16. The method according to claim 15, further comprising:

receiving an input via the application interface; and

determining the parameters available for the search or the metasearch, based on one or more keywords included in the received input.

17. The method according to claim 15, further comprising executing, by using an Artificial Intelligence (AI) model, the search inside the content of each media item of the set of media items to generate an initial search result, and

wherein the search is executed based on the input data and is a machine learning task to look-up, within the content and the associated metadata, a set of content elements that match the input data.

18. The method according to claim 17, further comprising executing a metasearch to filter the set of content elements in the initial search result, and

wherein the set of content elements is filtered based on the parameters in the user input, to determine the one or more content elements of the search result.

19. The method according to claim 17, further comprising selecting the AI model that is suitable for the machine learning task from a third UI element of the UI elements, and

wherein the user input includes a selection of the AI model from a listing of different AI models in the third UI element.
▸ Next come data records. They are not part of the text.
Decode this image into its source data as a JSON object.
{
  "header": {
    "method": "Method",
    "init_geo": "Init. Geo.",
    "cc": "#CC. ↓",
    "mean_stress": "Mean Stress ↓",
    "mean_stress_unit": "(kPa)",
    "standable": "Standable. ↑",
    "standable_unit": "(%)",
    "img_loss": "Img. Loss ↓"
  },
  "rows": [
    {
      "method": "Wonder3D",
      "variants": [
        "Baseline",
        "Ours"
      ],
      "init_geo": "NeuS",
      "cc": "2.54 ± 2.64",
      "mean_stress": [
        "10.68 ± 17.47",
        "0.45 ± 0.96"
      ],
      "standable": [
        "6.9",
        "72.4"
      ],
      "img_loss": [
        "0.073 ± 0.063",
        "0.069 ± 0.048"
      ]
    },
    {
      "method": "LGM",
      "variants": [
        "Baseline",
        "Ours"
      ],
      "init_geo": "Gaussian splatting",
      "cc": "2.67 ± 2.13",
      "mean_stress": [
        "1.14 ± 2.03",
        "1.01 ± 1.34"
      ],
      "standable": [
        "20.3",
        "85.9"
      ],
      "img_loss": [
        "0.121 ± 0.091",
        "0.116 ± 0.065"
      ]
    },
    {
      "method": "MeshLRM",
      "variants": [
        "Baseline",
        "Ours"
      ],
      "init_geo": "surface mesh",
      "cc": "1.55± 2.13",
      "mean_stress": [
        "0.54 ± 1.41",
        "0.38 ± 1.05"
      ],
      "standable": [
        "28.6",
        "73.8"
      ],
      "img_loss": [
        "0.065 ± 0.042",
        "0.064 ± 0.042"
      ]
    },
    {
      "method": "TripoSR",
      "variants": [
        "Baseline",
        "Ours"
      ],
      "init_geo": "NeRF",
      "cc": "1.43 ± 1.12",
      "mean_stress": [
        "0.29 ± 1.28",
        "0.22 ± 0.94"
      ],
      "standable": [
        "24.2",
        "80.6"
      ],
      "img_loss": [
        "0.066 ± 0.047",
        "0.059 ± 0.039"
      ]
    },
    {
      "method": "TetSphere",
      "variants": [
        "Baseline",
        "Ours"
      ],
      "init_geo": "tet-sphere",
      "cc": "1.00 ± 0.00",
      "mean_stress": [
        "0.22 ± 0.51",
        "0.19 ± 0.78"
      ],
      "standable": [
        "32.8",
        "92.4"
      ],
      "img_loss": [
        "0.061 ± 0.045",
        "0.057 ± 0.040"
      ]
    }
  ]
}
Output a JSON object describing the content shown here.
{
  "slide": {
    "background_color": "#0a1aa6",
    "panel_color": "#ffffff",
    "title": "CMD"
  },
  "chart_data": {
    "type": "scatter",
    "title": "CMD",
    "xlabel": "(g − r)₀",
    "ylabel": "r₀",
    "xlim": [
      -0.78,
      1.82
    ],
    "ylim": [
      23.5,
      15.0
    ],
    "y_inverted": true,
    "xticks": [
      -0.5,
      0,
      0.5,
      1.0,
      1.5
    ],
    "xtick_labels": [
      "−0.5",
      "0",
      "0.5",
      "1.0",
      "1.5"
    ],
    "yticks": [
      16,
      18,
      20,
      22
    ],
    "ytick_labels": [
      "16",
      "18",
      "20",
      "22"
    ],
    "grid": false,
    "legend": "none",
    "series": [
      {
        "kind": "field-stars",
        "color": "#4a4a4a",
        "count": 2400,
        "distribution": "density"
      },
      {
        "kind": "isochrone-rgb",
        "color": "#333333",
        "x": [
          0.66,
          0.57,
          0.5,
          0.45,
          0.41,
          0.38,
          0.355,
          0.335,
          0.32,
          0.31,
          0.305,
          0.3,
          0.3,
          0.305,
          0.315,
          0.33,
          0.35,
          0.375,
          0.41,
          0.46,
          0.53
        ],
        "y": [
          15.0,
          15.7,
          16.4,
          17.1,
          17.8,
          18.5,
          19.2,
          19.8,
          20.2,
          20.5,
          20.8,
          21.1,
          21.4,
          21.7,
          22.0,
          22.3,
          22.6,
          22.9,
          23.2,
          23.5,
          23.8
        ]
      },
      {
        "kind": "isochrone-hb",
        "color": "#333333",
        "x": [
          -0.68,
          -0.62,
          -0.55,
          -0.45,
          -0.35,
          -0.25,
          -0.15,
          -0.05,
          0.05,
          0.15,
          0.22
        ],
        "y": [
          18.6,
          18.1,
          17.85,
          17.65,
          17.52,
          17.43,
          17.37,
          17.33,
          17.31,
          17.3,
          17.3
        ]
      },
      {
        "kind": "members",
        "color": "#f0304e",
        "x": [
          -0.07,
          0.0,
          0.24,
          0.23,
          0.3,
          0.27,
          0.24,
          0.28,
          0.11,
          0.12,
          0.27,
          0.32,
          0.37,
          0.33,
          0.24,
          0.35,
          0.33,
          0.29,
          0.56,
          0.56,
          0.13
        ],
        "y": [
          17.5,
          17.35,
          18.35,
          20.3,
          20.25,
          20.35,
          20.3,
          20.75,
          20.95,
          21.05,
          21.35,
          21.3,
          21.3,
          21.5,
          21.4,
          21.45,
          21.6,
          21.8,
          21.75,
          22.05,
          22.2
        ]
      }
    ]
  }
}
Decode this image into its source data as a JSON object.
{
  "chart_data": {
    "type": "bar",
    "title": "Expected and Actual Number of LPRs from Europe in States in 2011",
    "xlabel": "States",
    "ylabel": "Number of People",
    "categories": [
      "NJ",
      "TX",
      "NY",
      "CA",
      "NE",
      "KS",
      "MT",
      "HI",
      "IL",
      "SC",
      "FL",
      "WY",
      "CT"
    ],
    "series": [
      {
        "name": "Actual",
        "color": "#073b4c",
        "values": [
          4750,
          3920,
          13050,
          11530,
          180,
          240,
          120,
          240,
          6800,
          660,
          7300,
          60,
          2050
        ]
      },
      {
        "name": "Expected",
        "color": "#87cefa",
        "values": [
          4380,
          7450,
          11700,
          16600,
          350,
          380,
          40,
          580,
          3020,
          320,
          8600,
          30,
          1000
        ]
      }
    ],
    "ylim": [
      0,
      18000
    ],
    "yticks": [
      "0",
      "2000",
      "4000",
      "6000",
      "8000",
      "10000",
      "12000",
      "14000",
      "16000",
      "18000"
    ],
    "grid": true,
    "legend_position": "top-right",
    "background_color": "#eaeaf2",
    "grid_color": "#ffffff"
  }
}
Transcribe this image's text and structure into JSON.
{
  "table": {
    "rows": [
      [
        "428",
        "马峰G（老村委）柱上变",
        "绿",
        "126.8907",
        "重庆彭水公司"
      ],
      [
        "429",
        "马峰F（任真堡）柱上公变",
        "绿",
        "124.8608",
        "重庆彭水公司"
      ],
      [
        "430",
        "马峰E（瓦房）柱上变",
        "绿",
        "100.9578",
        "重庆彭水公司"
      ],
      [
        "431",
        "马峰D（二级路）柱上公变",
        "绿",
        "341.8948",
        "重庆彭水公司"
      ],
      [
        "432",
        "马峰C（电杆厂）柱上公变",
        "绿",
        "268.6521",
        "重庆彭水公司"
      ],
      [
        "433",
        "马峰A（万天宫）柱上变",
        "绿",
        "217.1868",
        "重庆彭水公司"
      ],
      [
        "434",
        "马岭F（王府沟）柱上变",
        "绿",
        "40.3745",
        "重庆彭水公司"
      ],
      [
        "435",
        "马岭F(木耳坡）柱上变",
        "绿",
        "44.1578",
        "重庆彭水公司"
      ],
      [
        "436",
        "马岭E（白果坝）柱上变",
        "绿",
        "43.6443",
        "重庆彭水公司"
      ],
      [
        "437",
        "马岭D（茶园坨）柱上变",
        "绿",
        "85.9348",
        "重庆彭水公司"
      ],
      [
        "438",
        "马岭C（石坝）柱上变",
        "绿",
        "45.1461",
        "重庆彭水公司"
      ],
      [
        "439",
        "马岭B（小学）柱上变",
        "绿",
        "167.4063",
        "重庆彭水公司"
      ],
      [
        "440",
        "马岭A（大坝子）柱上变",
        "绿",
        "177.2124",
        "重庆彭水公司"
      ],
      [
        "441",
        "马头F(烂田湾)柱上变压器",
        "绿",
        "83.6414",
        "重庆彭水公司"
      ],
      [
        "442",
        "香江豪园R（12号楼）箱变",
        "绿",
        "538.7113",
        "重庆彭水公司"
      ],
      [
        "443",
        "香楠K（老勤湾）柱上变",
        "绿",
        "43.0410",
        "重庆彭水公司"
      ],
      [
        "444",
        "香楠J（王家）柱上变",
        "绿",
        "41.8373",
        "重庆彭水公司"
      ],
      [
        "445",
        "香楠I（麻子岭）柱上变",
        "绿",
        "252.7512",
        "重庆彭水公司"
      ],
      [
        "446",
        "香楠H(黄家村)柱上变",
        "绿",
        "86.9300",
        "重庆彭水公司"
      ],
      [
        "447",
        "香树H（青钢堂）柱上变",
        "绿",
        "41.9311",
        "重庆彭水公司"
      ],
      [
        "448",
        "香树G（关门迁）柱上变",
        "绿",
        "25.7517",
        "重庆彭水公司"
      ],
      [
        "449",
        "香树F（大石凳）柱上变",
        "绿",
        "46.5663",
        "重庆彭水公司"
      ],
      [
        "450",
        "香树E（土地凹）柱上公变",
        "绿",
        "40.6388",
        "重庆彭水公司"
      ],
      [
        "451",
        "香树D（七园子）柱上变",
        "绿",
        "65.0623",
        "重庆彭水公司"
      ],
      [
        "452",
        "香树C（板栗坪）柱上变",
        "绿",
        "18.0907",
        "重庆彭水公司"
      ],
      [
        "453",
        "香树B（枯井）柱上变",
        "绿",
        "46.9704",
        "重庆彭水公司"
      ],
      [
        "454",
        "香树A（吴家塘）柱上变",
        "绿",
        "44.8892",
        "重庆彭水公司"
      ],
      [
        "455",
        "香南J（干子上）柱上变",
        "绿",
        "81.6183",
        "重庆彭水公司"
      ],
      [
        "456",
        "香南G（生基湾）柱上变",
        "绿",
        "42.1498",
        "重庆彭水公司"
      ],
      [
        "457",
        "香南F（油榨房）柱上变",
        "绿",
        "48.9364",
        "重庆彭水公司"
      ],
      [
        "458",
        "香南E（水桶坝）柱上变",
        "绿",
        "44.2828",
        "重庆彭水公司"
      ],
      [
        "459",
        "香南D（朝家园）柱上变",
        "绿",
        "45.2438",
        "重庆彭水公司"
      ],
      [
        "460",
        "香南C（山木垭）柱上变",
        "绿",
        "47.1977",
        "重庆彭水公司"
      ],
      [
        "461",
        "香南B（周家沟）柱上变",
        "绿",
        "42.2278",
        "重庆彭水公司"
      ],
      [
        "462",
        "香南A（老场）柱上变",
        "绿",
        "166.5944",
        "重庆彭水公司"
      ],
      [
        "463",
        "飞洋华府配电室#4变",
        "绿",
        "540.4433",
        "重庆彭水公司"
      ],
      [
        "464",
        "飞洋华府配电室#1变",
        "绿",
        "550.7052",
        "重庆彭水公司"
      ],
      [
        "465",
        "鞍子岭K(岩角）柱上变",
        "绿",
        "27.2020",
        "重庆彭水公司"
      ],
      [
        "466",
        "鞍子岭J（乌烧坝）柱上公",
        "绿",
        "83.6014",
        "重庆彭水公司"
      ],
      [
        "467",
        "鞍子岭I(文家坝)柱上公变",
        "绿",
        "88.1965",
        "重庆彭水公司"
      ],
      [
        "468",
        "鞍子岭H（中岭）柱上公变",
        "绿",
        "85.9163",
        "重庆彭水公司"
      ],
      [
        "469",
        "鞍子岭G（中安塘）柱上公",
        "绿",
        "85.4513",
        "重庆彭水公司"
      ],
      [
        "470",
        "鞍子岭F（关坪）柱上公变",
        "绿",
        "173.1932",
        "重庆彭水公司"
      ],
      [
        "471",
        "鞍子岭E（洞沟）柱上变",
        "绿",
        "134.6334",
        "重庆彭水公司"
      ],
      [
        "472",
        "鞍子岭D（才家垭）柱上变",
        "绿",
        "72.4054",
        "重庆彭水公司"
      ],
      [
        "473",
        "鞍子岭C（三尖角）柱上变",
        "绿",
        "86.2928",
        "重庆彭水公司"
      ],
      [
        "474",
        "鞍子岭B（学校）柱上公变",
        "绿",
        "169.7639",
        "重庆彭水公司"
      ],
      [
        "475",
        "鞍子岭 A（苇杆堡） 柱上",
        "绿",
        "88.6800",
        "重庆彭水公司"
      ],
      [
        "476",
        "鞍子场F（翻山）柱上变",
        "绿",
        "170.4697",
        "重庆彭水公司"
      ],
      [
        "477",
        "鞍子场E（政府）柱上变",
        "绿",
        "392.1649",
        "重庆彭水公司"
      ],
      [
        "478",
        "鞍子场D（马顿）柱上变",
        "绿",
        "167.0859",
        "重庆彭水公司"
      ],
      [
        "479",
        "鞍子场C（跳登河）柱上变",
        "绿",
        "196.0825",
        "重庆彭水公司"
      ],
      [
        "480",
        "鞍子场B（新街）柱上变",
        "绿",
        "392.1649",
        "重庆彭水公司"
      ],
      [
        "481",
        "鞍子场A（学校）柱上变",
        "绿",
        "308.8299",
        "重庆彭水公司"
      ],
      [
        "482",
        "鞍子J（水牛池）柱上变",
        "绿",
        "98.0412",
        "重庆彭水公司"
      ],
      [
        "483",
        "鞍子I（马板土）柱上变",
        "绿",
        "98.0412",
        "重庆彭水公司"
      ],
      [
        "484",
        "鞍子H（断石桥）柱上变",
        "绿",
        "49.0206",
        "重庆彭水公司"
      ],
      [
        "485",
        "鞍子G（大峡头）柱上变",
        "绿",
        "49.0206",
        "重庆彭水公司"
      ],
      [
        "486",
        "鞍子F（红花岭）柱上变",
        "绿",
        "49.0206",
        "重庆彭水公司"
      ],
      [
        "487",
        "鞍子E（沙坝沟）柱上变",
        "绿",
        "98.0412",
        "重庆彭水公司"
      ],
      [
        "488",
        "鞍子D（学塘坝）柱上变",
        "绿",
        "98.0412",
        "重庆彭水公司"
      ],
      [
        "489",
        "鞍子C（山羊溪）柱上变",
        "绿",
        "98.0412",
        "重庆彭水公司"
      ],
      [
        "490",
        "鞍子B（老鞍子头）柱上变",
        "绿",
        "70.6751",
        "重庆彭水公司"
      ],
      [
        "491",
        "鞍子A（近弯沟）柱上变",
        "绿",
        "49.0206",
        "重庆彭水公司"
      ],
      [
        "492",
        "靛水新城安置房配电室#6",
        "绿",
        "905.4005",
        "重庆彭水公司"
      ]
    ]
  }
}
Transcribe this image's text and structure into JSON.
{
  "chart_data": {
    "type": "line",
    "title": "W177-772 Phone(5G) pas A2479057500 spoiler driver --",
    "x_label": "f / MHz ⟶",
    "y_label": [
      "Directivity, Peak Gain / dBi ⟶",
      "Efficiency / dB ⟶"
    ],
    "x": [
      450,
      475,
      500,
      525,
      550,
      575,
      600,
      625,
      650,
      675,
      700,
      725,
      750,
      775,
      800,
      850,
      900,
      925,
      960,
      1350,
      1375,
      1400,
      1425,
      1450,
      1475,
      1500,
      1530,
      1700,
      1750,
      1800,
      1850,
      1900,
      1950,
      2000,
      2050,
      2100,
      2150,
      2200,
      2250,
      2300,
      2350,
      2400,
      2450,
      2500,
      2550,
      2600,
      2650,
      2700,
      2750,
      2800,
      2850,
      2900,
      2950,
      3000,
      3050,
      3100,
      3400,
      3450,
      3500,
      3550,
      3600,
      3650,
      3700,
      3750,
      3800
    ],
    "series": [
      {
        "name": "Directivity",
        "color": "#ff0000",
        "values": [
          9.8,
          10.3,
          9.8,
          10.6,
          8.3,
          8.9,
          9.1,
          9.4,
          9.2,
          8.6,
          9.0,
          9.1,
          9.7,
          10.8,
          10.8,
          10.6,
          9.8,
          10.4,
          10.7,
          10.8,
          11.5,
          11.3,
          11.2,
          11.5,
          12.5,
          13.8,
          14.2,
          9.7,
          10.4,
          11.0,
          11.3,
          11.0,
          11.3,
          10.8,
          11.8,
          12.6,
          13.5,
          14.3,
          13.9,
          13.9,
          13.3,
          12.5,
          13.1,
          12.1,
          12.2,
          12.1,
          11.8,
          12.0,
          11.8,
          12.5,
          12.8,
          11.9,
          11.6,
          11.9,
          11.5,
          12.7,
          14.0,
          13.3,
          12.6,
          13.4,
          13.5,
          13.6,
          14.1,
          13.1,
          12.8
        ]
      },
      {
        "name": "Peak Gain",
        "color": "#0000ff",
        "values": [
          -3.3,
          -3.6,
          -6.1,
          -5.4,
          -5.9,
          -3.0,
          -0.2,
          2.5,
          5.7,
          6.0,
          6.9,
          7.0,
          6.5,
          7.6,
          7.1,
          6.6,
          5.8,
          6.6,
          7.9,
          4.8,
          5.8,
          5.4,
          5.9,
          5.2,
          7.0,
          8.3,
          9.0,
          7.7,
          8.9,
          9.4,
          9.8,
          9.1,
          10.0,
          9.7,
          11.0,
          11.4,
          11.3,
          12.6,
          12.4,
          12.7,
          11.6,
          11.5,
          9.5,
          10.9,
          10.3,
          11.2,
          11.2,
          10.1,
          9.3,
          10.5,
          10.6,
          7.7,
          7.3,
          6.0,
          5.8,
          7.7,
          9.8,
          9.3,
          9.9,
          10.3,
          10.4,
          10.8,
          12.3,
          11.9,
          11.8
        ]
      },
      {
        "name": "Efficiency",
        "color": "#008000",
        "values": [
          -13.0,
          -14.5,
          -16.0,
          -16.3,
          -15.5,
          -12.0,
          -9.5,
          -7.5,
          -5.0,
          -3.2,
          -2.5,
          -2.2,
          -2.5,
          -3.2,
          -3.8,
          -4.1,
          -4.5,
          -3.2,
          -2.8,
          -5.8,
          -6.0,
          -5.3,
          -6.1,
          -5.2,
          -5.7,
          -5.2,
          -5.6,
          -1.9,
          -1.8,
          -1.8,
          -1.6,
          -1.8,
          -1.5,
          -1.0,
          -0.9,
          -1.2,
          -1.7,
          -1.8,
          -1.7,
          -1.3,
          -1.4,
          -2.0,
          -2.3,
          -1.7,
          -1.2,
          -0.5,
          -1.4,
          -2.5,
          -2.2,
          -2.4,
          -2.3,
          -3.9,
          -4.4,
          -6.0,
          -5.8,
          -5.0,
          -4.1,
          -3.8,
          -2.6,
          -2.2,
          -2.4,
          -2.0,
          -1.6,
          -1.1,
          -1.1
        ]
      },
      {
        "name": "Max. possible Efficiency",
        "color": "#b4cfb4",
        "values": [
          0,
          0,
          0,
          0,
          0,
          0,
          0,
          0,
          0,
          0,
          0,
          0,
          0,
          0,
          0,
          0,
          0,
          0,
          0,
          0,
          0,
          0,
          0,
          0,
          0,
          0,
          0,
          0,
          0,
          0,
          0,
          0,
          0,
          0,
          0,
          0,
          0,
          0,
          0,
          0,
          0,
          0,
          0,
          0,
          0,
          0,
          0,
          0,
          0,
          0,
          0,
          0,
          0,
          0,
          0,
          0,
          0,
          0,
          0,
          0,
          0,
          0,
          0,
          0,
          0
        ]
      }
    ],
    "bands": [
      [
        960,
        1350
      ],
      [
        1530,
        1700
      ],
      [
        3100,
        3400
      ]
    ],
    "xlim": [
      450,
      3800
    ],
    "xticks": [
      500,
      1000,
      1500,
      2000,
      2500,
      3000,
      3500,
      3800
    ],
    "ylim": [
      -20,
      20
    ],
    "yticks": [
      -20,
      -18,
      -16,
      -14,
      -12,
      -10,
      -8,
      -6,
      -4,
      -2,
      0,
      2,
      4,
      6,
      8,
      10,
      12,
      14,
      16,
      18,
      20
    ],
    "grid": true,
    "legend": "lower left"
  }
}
20. A non-transitory computer-readable medium having stored thereon computer-implemented instructions that, when executed by an electronic device, causes the electronic device to execute operations, the operations comprising:

controlling a display device to render an application interface that comprises User Interface (UI) elements, wherein the UI elements comprise: a first UI element to select a set of media items, a second UI element to select input data to be used for a search inside content of each media item of the set of media items, and a set of interactive UI elements to configure parameters that control at least one of the search inside the content or a metasearch within results of the search;

receiving a user input via the UI elements of the application interface;

transmitting a search request to a search engine system, based on the user input; and

receiving a search result corresponding to the search request from the search engine system, wherein the search result identifies, from within the content or associated metadata, one or more content elements that match the input data and satisfy the parameters included in the user input; and controlling the display device to render the search result onto a result UI of the application interface.